Digital menu glossary

Plain-language definitions of the digital menu terms restaurants use every day — from QR-code menus and allergen tags to menu modifiers, analytics, and AI auto-translation.

This glossary defines the core concepts behind modern restaurant digital menus in plain language. Whether you are choosing a menu platform, briefing your team, or just trying to understand the jargon, these short definitions explain what each term means and why it matters for a restaurant.

Digital menu

A digital menu is a restaurant menu that lives online and is viewed on a phone, tablet, or screen instead of on paper. Diners usually open it in their browser by scanning a code or tapping a link, with no app to download. Because it is software, a digital menu can be updated instantly, shown in several languages, and styled to match a restaurant's brand.

QR-code menu

A QR-code menu is a digital menu that diners reach by scanning a QR code printed on a table tent, sticker, or poster. Scanning the code with a phone camera opens the menu's web page directly, so there is nothing to install. It is the most common way restaurants connect a physical table to an always-up-to-date online menu.

Contactless menu

A contactless menu lets guests browse the menu on their own device without handling a shared physical menu. It became widely adopted for hygiene reasons and stuck around because it is convenient and easy to keep current. In practice, "contactless menu" and "QR-code menu" usually describe the same thing.

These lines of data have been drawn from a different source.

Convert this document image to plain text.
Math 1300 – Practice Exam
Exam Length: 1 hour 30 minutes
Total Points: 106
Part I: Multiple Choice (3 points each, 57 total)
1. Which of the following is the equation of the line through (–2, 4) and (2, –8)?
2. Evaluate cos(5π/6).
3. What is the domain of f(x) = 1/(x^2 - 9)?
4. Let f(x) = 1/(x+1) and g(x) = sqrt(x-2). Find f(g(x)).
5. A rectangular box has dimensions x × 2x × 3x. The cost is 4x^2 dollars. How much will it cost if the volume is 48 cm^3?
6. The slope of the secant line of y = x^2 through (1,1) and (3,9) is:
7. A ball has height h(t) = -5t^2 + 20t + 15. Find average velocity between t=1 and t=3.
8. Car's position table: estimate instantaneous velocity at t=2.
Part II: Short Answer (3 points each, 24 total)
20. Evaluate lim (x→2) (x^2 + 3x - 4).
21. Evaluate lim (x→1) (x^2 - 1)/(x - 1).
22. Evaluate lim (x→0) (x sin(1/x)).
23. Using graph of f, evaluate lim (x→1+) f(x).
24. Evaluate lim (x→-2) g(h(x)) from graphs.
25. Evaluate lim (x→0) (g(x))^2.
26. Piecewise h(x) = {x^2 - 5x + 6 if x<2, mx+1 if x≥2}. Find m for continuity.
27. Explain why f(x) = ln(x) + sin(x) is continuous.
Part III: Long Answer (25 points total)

Multilingual menu (menu translation)

A multilingual menu shows the same dishes in more than one language so guests can read it in their own. Each item name and description can carry a version per language, and the diner picks their language on the menu. Menu translation is the process of producing those language versions, either by hand or automatically.

Allergen tags

Allergen tags are labels attached to a menu item that flag common allergens such as nuts, gluten, dairy, or shellfish. They appear as small icons or text next to the dish so guests can spot what they need to avoid at a glance. Clear allergen tagging improves safety and saves staff from repeating the same questions.

Menu modifiers, also called option groups, are the customizable choices attached to an item, such as size, toppings, sauces, or cooking style. They are typically built once as a reusable group and attached to many items, with rules for whether a choice is required and how many options a guest can pick. Modifiers let one base item cover many variations without duplicating it.

Categories are the sections that organize a menu, like Starters, Mains, or Drinks, and items are the individual dishes inside them. Items carry a name, description, price, and often a photo, and categories can contain subcategories for finer grouping. This structure is what gives a digital menu its navigable, scannable layout.

Public menu URL (slug)

The public menu URL is the web address where a restaurant's live menu is published for diners. The slug is the short, readable part of that address that identifies the venue, for example the your-restaurant in a /m/your-restaurant link. A QR code simply encodes this URL, so scanning it opens the menu at that slug.

QR code

A QR code is a square, scannable barcode that stores a link or piece of data. When a phone camera reads it, the device opens the encoded web address automatically. In restaurants, the QR code typically encodes a venue's public menu URL and can be styled with a logo before being printed.

Menu analytics are the metrics that show how guests interact with a digital menu, such as total menu views, unique visitors, most-viewed dishes, busy hours, devices, and languages. Because a digital menu is a web page, this activity can be measured automatically. The insights help a restaurant refine pricing, layout, and promotions based on real behavior rather than guesswork.

Landing page

A menu landing page is a branded welcome screen a guest sees before the menu itself when they scan a QR code. It usually shows a hero image, a primary call-to-action, and quick links such as booking, directions, or social profiles. It makes a stronger first impression and puts key actions one tap away before diners browse the food.

Loyalty / Customer Club

A loyalty program, often presented as a Customer Club, lets a restaurant capture guest sign-ups directly from the menu and build an owned marketing list. Diners join through a sign-up form, and each member is stored as a record the restaurant can segment by consent channel and export. It turns one-time menu visitors into contacts a venue can market to later.

Promotional popup

A promotional popup is a small modal that appears over the menu to highlight a special offer, seasonal dish, or announcement. The restaurant controls when it shows, how often repeat visitors see it, and whether it includes a clickable call-to-action button. Used sparingly, it draws attention to a promotion without disrupting the browsing experience.

Auto-translation (AI)

AI auto-translation automatically fills in a menu's empty language fields the moment content is saved, using a machine-translation model. The restaurant writes each item once in a default language, and the names and descriptions are translated into every enabled language while the original wording stays untouched. It makes a multilingual menu practical to maintain without manual translation for every change.

Menu design, or theming, is the control a restaurant has over how its digital menu looks, including brand color, logo, fonts, layout, and imagery. A live preview typically shows changes instantly across mobile, tablet, and desktop views. Good theming keeps the online menu consistent with the venue's physical branding and atmosphere.

Out-of-stock / item visibility

Item visibility controls whether a dish appears on the live menu and whether it is marked as available. A restaurant can hide an item entirely, or keep it visible but flag it as out of stock so guests know it is temporarily unavailable. This keeps the menu accurate in real time without anyone reprinting anything.